Economy

Why the future of global trade deals could be small businesses

Governments around the world are desperate to jump-start global trade again. Jack Ma’s “WTO 2.0” idea might be the way to do it

Alibaba founder and CEO Jack Ma speaking

Alibaba founder and CEO Jack Ma speaks to the Zhejiang Entrepreneurs Association in October 2015. (ChinaFotoPress/Getty)

Remember the World Trade Organization? I ask because an entire generation of business leaders have started companies since the WTO accomplished anything significant. Mark Zuckerberg was 17 when the on-going Doha Round of free-trade negotiations began in 2001. Trade ministers from the 161 countries that make up the WTO are scheduled to meet next month in Nairobi, Kenya. No one is expecting much.

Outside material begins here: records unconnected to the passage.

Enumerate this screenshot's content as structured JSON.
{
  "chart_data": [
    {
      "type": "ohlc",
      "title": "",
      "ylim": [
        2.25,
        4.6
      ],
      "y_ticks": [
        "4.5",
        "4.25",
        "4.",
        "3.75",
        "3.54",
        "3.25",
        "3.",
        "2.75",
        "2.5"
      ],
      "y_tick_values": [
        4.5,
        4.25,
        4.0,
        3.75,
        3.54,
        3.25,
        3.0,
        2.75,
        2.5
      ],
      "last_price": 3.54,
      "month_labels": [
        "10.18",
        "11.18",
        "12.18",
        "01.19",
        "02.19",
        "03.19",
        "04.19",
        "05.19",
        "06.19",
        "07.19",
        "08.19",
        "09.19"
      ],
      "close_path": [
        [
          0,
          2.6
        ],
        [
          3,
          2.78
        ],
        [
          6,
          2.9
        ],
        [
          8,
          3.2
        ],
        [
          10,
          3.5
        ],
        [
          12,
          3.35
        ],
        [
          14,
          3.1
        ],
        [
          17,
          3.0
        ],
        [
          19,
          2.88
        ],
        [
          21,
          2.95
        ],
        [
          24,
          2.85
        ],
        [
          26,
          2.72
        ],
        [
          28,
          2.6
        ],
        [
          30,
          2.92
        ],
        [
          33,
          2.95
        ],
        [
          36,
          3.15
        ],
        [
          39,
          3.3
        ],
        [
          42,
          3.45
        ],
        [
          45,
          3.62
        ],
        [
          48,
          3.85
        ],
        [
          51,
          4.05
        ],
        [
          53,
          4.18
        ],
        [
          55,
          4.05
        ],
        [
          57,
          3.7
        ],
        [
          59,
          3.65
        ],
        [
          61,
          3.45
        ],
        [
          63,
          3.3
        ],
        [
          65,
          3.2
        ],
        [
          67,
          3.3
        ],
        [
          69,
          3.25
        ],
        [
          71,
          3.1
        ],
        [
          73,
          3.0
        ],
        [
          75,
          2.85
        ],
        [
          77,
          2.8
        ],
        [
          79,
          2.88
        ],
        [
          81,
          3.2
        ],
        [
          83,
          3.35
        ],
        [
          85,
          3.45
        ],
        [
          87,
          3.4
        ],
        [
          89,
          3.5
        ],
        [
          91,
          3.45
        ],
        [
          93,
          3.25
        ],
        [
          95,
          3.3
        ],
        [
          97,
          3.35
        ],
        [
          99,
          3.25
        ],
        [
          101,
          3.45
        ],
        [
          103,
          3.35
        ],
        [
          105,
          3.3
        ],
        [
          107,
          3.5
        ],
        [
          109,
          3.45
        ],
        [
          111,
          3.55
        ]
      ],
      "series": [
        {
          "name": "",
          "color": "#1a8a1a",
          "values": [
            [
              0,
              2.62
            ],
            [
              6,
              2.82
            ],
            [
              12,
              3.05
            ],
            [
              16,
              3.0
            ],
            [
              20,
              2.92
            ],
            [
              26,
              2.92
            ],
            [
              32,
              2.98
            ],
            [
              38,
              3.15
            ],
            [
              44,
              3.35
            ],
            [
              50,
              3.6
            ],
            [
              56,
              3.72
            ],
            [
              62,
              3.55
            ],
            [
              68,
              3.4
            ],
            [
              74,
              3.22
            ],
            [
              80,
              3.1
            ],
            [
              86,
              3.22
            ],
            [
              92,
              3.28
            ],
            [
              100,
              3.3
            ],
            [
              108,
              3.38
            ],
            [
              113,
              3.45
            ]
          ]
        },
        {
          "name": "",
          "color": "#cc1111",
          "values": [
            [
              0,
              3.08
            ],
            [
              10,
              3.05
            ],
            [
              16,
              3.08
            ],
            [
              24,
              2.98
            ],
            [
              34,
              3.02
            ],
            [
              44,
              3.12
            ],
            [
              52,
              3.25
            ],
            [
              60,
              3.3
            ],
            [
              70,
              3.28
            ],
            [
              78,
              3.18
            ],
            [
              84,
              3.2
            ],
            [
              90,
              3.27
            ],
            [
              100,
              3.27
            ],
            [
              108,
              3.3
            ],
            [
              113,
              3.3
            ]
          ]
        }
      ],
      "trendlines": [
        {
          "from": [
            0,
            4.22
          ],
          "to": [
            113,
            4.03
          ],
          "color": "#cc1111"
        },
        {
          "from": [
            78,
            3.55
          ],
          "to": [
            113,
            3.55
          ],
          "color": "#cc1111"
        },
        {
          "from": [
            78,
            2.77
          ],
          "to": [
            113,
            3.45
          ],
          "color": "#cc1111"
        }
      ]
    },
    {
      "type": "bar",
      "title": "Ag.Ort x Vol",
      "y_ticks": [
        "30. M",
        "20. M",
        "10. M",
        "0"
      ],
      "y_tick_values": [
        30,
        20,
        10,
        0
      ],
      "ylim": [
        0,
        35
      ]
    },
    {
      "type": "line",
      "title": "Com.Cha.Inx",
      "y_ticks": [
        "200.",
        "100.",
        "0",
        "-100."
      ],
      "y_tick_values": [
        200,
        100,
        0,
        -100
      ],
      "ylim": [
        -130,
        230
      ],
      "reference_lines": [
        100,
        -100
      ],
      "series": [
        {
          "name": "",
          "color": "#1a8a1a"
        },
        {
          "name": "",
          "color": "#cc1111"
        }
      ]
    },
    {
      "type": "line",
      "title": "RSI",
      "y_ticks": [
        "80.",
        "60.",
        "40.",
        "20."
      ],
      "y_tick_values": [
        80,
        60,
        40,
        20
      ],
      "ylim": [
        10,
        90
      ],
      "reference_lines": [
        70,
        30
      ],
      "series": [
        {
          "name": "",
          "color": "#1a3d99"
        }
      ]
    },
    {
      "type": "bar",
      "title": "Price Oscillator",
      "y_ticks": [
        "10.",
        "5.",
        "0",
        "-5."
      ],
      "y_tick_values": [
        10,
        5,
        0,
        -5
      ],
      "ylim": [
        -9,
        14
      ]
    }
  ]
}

That doesn’t mean there isn’t interest in trade. Quite the contrary. Canadian parliamentarians will spend the next number of months assessing the merits of the Trans-Pacific Partnership, or TPP, the 12-nation pact the United States put together with other like-minded countries from the Pacific Rim. Prime Minister Justin Trudeau is facing pressure from President Barack Obama to ratify the agreement, while Canada’s auto-parts makers and former Research in Motion chief executive Jim Balsillie are among the voices calling on Trudeau to walk away. Similar friction exists in all the countries party to the deal. Ratification is likely, but not assured.

Free-trade agreements benefit society by giving people access to the best stuff and at the cheapest prices. Companies gain access to bigger markets, which can boost profits. More often than not, that results in greater employment. (At least one estimate suggests the TPP will lower the number of unemployed people by 2% to 5% in Canada, Japan, New Zealand and Mexico.) Increased competition forces formerly protected companies to either up their games or devote their skills and resources to something else. Either way, overall productivity gains. That means more wealth. The more countries that participate in a free-trade agreement, the greater the overall benefit.

The TPP is the new big thing, but only because trade ministers now prefer to think small. The current fashion is for such “plurilateral” deals, not global confabs. The U.S. also is negotiating a trade agreement with the members of the European Union, similar to the one former prime minister Stephen Harper signed with the EU. China is the leading member of a group of 16 Asian countries that is working on something called the Regional Comprehensive Economic Partnership. Beijing also wants the members of Asia Pacific Economic Cooperation, or APEC, to form a free-trade area of the Pacific region. Leaders maintain their priority remains the WTO. Their actions suggest otherwise.

Enter Jack Ma, founder of Alibaba Group Holding Ltd. and one of the new generation of corporate titans. Ma owes a great deal to the WTO. China became a member in 2001, gaining access to the markets of all the group’s members. The country became the world’s dominant exporter, helping to boost its gross domestic product by US$9 billion, or roughly the equivalent of the annual total economic output of Germany, France and Italy combined. Alibaba rode that wave. To get an idea of its scope, consider that the company sold more than $14 billion worth of goods at its annual Singles’ Day sales event on Nov. 11, a 60% increase from last year. Its shares are worth almost US$200 billion.

Ma wants to reboot global trade talks. “WTO 2.0,” he said in a speech at the Asia Pacific Economic Cooperation summit in Manila last week. “We should be using WTO to support small guys.” It’s the big buys that currently control the global trading system. They built it, as they alone had the resources to spread out around the globe. That’s less true now. Platforms such as those offered Alibaba, Amazon and others mean the smallest company should be able to access a vast market. Ma said trade ministers should focus the WTO on those companies, making a priority of slashing and burning whatever needless brush that prevents people from selling goods and services to other people. “Trade is a freedom. Trade is human right,” Ma said. “Trade should not be used as a tool against other nations.”

Would Alibaba benefit from a surge in small-business commerce? Certainly. But that is no reason to sniff at Ma’s intervention. Such zero-sum thinking is one of the big reasons WTO negotiations have stalled. He suggested a global agreement that would allow companies with annual sales of less than $1 million to ship their goods around the world free of duty. I can’t think of a reason any politician would object. Leaders are desperate to jump-start global trade, which has slowed to a crawl. The leaders of the Group of 20 nations pledged to help smaller companies access to global value chains at their summit in Turkey on the weekend. That’s a good idea, too. We’re on the verge of a new trade agenda. Ma should keep pushing, and all the “small guys” out there should get behind him. There’s more to trade than the TPP.